Retrieval-Augmented Generation (RAG) is a method that combines retrieval-based techniques with generative models to improve the quality of answers generated from textual data. The process involves:

1. **Retrieval**: Using a vector search engine (like Qdrant) to retrieve relevant chunks of text or documents from a large corpus based on a given query. This step helps in identifying the most pertinent information related to the query.

2. **Generation**: Feeding the retrieved text chunks into a generative model (like OpenAI's GPT) to generate a coherent and contextually relevant response. The generative model uses the retrieved context to produce answers that are more accurate and specific to the query.

RAG effectively bridges the gap between information retrieval and text generation, providing a more effective way to answer questions based on large-scale textual data.

## Installation

To run this project, you'll need to install the required Python packages.
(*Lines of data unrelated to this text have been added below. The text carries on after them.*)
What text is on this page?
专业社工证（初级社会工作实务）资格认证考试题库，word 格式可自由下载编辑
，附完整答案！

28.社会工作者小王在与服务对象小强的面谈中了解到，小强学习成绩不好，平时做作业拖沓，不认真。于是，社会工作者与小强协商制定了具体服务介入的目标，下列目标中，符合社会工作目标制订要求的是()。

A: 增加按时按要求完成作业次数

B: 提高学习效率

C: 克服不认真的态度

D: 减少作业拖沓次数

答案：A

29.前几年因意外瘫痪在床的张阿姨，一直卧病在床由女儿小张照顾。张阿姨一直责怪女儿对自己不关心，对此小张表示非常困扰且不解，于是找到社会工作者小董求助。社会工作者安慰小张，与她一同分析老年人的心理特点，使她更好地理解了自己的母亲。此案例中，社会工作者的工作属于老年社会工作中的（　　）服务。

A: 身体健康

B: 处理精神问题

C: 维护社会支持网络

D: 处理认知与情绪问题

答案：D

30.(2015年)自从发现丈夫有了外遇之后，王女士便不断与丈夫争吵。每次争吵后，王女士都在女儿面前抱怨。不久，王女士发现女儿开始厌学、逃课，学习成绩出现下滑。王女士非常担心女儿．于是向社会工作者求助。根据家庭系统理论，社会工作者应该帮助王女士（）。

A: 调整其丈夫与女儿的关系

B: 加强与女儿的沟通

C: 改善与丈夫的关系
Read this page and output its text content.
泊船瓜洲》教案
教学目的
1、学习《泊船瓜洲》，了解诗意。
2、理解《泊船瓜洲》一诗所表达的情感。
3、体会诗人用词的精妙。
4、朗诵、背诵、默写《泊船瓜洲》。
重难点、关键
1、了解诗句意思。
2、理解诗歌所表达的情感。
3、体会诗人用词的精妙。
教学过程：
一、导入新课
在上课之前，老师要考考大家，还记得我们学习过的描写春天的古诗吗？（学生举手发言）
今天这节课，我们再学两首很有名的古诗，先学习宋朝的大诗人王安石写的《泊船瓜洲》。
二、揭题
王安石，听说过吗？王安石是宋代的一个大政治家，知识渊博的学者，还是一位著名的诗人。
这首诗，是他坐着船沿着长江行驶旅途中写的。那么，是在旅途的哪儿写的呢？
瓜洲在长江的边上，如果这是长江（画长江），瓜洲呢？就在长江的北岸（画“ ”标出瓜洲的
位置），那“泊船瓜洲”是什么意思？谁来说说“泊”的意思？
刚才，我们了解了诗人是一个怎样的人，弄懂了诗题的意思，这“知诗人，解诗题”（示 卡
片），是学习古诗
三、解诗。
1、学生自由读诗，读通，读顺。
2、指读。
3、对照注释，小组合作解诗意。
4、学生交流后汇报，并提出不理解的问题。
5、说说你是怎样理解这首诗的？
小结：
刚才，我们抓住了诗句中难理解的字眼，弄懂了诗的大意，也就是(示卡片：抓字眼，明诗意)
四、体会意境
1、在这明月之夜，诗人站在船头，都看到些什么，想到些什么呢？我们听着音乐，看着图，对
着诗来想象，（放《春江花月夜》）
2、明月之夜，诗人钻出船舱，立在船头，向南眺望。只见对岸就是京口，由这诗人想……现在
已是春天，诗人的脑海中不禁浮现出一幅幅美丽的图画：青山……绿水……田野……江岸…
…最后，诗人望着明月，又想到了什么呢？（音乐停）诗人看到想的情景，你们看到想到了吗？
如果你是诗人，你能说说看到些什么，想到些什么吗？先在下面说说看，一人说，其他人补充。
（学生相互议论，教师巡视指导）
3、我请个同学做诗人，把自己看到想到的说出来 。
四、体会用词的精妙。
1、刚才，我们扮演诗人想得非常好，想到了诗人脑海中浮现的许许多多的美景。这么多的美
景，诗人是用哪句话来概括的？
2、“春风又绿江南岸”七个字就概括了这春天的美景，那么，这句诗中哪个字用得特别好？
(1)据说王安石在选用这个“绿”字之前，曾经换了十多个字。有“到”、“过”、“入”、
Use the following commands to set up your environment:

```bash
pip install langchain openai tiktoken qdrant-client langchain_openai pypdf langchainhub langchain_community langchain-groq
```

## Project Structure

- **`OpenAI-End-to-End-App-with-RAG.ipynb`**: The main Jupyter Notebook containing the code for the RAG app.
- **`thousandsplendidsuns.pdf`**: A sample PDF document used for testing the app (replace with your own document).
- **`README.md`**: This file.

## Usage

### 1. Load the Document

The app starts by loading a PDF document using the `PyPDFLoader`. The content is split into manageable chunks using `RecursiveCharacterTextSplitter`.

```python
from langchain_community.document_loaders import PyPDFLoader

loader = PyPDFLoader("/content/thousandsplendidsuns.pdf")
documents = loader.load()
```

### 2. Split the Document into Chunks

To efficiently process the document, it's split into chunks of 1000 characters with a 200-character overlap.

```python
text_splitter = RecursiveCharacterTextSplitter(chunk_size=1000, chunk_overlap=200)
texts = text_splitter.split_documents(documents)
```

### 3. Generate Embeddings and Store them in Qdrant

Using OpenAI's embedding model, embeddings are generated for each chunk of text and stored in a Qdrant vector database.

```python
embeddings_model = OpenAIEmbeddings(model='text-embedding-3-small', openai_api_key=openai_api_key)

qdrant = Qdrant.from_documents(
texts,
embedding=embeddings_model,
url=qdrant_url,
prefer_grpc=True,
api_key=qdrant_api_key,
collection_name="llm-app"
)
```

### 4. Retrieve Relevant Documents

The app uses Qdrant's vector search to retrieve the most relevant chunks of text for a given query.

```python
retriever = qdrant.as_retriever(search_kwargs={"k": 5})
query = "Who was Marium?"
docs = retriever.get_relevant_documents(query)
```

### 5. Generate Answers with OpenAI's GPT Model

A prompt is created using the retrieved documents, and OpenAI's GPT model generates a concise answer.

```python
prompt = PromptTemplate(
template="""...""", # Template provided in the notebook
input_variables=["context", "question"]
)
llm = ChatOpenAI(model_name="gpt-4o-mini", temperature=0, openai_api_key=openai_api_key)
```

### 6. Run the RAG Chain

The RAG chain is invoked with a user query to generate the final answer.

```python
rag_chain.invoke("Who was Marium?")
```

## License

This project is licensed under the MIT License. See the [LICENSE](LICENSE) file for details.